イトーヨーカドーが「撤退」できなかったワケ
「撤退」を決断せずに改革を先延ばしにすればするほど事態は悪化していくので、人員整理も大規模になっていく。『WBS(ワールドビジネスサテライト)』(テレビ東京系、23年9月)の報道によると、2500人規模のリストラ計画が検討されているという。しかし、『日本経済新聞』が2月29日に報じたところでは、正社員の1割に当たる700人が早期退職に応募したそうだ。つまり、人員整理は今後も続いていく可能性が高い。
本当に「雇用を守る」ことを第一に考えているのならば、こんな事態になる前に「もうけられない衣料品事業」からの撤退を決断し、段階的に他部署や成長分野へと人員を移していくことがベストだったことは言うまでもない。

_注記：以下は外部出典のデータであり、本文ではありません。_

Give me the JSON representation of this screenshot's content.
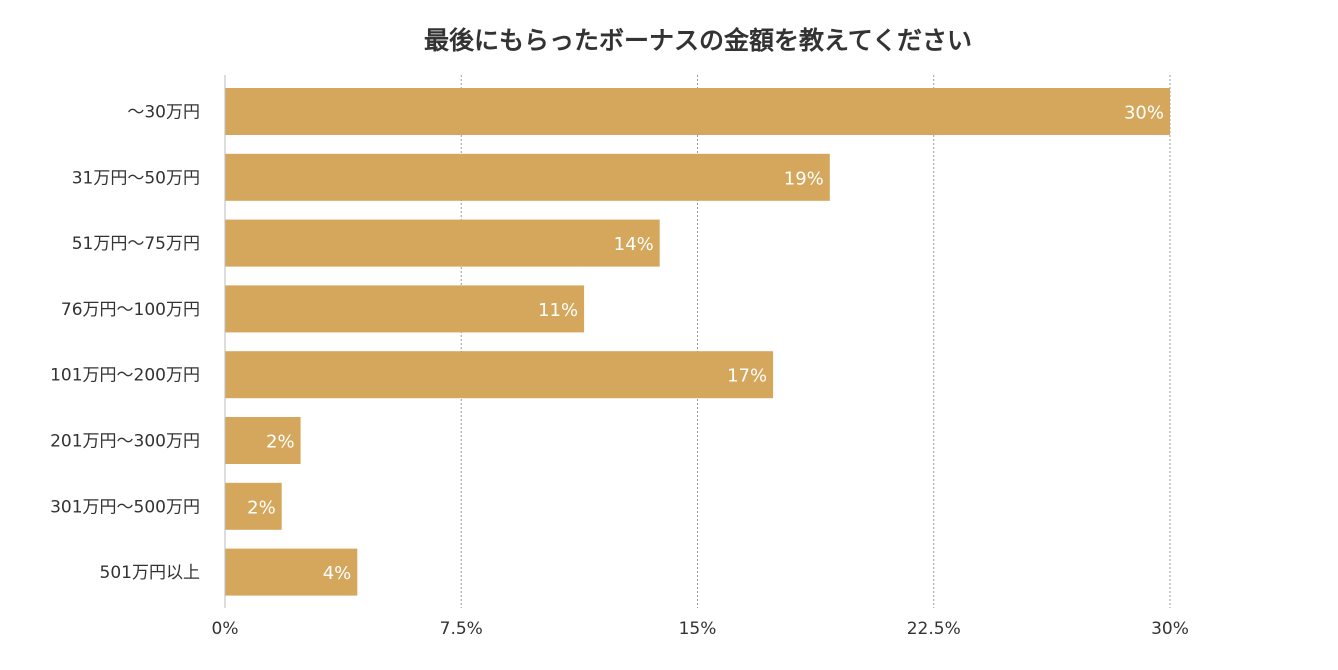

それを23年まで先送りにしたということは、イトーヨーカドーにとって「雇用を守る」ことよりもはるかに大事な「何か」を守っていたからだ。では、何がイトーヨーカドーの経営陣に撤退を思いとどまらせていたのかというと、その答えは先ほど紹介した『読売新聞』の記事に出ていた。
「プライド」である。
実はイトーヨーカドーはもともと衣料品店だ。イトーヨーカドー、セブン-イレブン・ジャパン、デニーズジャパンの設立者である伊藤雅俊氏の叔父にあたる吉川敏雄氏が1920年、東京・浅草で始めた「羊華堂洋品店」が前身である。戦後、この衣料品店を伊藤氏が引き継いで58年に「ヨーカ堂」を設立した。
つまり、衣料品事業というのはセブン&アイグループにとって「祖業」であり、創業者・伊藤氏の魂を現代に引き継ぐという意味でも、非常に重要な位置付けなのだ。伊藤氏を崇拝している経営陣としては、「もうからない」という理由くらいで「創業者の魂」を捨てる決断などできるわけがない。